- Occupations: Former Deputy Head of Nile TV News anchor

= Shahira Amin =

Egyptian journalist

Shahira Amin (شهيرة أمين /arz/) is an Egyptian journalist, the former deputy head of Egyptian state-owned Nile TV and one of its senior anchors. She resigned from the position on February 3, 2011. She said she quit over what she "considered to be its biased coverage" of the Egyptian Revolution of 2011.

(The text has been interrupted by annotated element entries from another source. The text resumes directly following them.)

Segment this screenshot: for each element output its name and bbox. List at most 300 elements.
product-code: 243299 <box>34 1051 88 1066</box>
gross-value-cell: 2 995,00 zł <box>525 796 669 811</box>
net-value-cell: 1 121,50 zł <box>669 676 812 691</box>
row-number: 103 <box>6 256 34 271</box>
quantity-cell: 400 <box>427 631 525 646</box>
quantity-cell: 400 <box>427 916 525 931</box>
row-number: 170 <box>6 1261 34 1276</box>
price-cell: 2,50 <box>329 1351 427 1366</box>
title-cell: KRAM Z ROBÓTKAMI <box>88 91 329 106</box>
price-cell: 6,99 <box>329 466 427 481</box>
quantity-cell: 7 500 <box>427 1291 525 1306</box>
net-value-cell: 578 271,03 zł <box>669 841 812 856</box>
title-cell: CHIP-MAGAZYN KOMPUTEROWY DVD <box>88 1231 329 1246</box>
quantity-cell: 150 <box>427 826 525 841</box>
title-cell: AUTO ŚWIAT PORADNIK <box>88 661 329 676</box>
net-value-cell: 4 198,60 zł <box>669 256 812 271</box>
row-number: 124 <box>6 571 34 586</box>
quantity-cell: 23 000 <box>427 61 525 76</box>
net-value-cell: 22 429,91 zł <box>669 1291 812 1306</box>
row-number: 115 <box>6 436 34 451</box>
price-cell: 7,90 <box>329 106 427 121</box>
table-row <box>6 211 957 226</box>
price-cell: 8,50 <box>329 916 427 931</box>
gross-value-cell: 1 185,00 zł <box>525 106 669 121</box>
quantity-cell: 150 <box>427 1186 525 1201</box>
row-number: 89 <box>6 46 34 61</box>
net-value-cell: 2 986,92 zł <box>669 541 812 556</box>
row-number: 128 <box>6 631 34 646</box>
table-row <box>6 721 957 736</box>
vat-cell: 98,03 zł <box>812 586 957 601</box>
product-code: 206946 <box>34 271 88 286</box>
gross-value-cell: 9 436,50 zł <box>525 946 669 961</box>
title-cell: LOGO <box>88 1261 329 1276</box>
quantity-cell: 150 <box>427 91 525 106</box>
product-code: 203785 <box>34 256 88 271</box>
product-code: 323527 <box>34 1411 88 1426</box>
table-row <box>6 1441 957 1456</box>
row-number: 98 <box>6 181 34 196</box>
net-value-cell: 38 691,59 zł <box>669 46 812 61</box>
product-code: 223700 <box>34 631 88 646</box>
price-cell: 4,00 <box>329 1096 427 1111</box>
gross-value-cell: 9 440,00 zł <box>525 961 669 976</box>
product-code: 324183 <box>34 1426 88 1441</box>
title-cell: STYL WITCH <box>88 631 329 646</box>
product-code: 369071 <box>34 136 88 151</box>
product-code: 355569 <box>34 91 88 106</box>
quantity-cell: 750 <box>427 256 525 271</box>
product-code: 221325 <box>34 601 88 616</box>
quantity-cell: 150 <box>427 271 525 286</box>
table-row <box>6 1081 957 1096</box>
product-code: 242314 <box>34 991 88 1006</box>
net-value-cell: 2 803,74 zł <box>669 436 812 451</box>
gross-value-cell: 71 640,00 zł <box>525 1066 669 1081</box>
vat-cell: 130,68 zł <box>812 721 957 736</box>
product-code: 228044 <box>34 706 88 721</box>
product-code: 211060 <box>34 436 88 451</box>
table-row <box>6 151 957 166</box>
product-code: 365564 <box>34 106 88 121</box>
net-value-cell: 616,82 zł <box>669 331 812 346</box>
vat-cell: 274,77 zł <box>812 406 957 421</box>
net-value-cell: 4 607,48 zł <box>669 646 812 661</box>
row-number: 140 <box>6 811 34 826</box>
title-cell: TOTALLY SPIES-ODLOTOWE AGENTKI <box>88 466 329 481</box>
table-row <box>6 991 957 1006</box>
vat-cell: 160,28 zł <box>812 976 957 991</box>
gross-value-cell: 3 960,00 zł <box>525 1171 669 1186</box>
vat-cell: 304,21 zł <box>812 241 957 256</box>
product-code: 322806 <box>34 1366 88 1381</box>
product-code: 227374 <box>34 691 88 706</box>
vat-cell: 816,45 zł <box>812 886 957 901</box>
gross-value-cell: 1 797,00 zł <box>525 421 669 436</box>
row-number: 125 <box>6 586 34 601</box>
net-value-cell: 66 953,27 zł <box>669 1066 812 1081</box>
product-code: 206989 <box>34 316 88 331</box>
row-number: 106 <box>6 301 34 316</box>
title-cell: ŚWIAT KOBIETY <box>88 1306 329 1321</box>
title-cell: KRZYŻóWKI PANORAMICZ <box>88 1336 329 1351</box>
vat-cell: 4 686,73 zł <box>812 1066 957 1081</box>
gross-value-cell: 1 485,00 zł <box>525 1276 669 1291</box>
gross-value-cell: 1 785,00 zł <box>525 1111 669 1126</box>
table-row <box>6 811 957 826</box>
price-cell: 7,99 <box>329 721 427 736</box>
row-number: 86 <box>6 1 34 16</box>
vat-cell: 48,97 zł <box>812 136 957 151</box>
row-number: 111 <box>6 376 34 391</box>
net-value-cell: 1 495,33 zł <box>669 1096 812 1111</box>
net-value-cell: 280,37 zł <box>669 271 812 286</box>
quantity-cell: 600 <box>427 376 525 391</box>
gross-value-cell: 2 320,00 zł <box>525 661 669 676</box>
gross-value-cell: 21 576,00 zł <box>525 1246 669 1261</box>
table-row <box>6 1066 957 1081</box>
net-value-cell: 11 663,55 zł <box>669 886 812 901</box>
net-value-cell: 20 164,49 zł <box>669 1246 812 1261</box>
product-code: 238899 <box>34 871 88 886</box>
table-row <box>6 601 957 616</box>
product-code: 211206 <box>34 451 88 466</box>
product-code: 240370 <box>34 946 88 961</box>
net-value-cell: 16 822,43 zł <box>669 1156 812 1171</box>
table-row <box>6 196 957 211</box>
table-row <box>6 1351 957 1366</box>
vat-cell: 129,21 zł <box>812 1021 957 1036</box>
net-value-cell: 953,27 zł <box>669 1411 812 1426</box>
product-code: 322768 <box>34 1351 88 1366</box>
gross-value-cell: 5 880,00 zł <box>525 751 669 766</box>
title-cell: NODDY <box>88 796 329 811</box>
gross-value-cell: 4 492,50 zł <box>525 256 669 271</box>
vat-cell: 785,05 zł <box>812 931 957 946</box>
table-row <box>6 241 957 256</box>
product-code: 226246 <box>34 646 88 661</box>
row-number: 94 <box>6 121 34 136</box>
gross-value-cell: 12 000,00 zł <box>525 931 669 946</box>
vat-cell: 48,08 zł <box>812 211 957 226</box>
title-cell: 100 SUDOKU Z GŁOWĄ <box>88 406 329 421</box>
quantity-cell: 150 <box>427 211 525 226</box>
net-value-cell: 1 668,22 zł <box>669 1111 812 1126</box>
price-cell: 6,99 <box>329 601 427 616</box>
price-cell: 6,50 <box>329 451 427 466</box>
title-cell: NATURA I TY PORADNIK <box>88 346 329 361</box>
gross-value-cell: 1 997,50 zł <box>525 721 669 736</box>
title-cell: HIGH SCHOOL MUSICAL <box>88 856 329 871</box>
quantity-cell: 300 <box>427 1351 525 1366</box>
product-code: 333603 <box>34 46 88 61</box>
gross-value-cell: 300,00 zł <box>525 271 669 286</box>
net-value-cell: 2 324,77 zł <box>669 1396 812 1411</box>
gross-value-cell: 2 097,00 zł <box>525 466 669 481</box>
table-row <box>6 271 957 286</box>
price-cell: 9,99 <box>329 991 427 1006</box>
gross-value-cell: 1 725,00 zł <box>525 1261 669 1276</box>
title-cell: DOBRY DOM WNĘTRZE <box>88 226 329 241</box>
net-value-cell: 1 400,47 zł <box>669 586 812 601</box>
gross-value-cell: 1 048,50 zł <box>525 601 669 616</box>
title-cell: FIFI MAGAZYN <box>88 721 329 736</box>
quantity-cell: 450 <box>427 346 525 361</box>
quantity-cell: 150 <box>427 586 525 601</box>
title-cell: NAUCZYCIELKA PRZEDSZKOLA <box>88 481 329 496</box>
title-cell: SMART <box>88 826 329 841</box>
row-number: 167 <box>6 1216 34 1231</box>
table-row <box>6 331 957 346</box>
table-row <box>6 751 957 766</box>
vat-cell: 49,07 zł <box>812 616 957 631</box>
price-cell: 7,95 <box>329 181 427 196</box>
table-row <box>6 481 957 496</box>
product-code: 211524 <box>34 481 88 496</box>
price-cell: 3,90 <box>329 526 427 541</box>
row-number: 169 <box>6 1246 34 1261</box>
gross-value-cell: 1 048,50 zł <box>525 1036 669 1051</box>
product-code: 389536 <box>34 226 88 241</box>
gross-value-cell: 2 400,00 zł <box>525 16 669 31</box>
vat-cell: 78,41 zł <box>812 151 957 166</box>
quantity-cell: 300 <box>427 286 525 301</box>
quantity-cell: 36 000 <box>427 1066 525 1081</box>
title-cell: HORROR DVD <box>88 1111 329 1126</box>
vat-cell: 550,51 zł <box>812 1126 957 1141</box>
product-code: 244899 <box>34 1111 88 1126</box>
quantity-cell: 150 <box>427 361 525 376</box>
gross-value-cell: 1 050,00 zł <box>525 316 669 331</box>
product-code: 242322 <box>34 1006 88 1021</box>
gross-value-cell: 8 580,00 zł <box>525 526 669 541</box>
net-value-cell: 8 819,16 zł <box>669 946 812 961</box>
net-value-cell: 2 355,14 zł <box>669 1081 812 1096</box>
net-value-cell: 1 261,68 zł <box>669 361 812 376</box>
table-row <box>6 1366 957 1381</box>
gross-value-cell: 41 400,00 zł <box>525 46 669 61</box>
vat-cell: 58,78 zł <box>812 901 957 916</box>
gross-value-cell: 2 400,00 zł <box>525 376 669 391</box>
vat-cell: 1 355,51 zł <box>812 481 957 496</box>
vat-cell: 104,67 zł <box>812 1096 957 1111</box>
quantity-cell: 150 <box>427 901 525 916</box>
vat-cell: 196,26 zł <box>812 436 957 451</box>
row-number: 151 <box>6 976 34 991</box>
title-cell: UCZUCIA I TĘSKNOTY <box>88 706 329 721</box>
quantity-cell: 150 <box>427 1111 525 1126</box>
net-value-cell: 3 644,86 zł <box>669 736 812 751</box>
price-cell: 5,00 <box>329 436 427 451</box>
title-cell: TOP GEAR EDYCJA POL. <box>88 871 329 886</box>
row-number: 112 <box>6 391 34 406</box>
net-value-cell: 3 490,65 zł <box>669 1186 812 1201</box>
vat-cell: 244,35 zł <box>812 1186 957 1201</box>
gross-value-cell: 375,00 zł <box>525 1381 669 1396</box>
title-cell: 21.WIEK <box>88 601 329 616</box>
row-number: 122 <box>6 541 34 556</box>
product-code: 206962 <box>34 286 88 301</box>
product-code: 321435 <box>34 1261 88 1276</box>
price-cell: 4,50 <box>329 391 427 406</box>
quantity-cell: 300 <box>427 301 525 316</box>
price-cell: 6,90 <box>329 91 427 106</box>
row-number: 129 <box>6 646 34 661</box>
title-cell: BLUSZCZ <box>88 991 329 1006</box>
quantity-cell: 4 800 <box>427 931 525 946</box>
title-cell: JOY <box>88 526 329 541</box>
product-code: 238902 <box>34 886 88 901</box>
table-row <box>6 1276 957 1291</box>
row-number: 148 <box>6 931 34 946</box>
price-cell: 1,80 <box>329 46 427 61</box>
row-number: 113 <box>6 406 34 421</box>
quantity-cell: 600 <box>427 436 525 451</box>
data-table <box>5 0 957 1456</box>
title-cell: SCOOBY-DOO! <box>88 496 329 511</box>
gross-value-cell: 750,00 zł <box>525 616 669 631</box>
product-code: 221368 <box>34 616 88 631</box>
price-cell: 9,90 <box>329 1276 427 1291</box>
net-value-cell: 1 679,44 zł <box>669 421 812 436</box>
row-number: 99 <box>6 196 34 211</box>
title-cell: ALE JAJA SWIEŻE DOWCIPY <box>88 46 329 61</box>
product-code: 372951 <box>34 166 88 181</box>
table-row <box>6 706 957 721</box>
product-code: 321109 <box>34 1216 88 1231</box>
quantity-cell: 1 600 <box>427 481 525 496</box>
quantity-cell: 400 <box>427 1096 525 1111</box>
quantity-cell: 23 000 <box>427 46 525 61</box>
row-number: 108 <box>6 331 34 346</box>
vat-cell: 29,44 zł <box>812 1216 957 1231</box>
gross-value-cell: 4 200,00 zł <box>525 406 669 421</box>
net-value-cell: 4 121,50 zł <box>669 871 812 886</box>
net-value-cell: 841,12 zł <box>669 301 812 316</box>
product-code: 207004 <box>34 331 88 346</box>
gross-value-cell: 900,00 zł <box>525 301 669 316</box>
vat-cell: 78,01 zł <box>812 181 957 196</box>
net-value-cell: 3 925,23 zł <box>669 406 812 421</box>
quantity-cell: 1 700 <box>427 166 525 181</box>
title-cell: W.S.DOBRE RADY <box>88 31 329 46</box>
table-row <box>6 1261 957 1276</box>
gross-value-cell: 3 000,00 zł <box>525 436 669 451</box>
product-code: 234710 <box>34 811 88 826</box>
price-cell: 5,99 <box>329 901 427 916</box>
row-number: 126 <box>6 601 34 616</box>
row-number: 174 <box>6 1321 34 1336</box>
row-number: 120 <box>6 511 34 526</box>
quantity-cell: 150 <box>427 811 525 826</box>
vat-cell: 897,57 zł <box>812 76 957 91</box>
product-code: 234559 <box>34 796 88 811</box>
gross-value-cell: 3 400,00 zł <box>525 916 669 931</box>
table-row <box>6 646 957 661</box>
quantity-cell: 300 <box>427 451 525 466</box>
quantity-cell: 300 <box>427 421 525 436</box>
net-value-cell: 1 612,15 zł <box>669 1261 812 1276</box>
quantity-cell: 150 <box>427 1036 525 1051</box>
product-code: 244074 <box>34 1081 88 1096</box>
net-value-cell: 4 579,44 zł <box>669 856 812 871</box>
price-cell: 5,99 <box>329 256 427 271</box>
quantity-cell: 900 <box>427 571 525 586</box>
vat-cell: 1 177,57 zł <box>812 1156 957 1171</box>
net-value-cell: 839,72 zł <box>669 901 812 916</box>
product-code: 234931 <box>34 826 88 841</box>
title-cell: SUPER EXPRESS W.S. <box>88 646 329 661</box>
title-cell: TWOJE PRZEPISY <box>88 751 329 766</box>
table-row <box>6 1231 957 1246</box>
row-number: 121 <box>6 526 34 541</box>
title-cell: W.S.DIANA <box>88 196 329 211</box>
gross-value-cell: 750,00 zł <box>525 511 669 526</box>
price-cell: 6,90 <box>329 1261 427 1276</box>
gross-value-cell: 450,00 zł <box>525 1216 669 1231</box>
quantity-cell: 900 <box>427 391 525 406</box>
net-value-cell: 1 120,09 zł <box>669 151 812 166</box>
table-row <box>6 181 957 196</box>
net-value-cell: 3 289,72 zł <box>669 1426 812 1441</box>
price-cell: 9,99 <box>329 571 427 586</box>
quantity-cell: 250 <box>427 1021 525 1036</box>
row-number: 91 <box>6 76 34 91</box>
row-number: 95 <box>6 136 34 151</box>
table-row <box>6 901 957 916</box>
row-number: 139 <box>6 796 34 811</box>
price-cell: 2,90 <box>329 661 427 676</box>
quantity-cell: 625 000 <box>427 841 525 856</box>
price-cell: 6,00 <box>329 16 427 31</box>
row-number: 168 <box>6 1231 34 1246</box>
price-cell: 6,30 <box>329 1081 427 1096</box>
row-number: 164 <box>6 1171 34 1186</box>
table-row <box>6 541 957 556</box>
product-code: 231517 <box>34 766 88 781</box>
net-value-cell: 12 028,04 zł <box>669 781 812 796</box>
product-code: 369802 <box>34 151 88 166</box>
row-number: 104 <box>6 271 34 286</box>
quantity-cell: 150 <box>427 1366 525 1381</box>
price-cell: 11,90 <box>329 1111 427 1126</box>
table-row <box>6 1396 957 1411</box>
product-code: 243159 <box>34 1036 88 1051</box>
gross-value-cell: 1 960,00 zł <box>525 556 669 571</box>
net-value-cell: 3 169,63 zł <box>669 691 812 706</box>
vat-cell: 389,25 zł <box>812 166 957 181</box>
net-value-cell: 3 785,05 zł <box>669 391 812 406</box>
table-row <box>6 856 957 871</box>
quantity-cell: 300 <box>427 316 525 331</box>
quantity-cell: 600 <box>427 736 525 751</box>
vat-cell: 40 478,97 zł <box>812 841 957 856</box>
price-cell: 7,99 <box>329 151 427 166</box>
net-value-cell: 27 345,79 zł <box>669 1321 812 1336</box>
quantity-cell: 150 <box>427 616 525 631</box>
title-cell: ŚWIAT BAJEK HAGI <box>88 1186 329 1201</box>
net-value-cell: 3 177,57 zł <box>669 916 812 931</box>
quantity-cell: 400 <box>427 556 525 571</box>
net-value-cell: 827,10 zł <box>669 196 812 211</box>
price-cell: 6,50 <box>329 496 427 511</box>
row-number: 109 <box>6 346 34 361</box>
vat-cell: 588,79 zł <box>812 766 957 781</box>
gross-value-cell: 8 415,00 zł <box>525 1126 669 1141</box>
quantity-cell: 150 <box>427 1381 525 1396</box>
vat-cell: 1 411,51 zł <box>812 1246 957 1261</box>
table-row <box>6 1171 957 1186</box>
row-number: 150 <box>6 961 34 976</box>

== Gilad Shalit interview ==
Amin became the subject of criticism after she interviewed Israeli soldier Gilad Shalit on October 18, 2011 in Egypt, following Shalit's release from more than five years of captivity in Gaza but preceding his return to Israel and reunification with his family. Israeli officials and various commentators said the interview, which they alleged was held in the presence of armed, masked Hamas militants, broke the ethical rules of journalism and violated the terms of Shalit's release. Disputing that the interview was held in the presence of armed Hamas militants, Amin stated that it is "true that he was brought in by armed Hamas men, but in the room itself there were only Egyptian intelligence people. They didn't intervene, and neither did the Hamas men". She described the criticism as "incorrect" stating "I'm a journalist, and any journalist would want to conduct an interview that would be aired all over the world". Amin also defended the interview by saying that it was conducted "after he had been released by Hamas and had a medical checkup by the Red Cross." But a Red Cross spokesman later said that no such medical check-up took place.

==Awards and honors==
Shahira Amin has been the recipient of numerous awards and honors, including the Global Thinkers Forum (GTF) 2013 Award for Excellence in Gender Equality.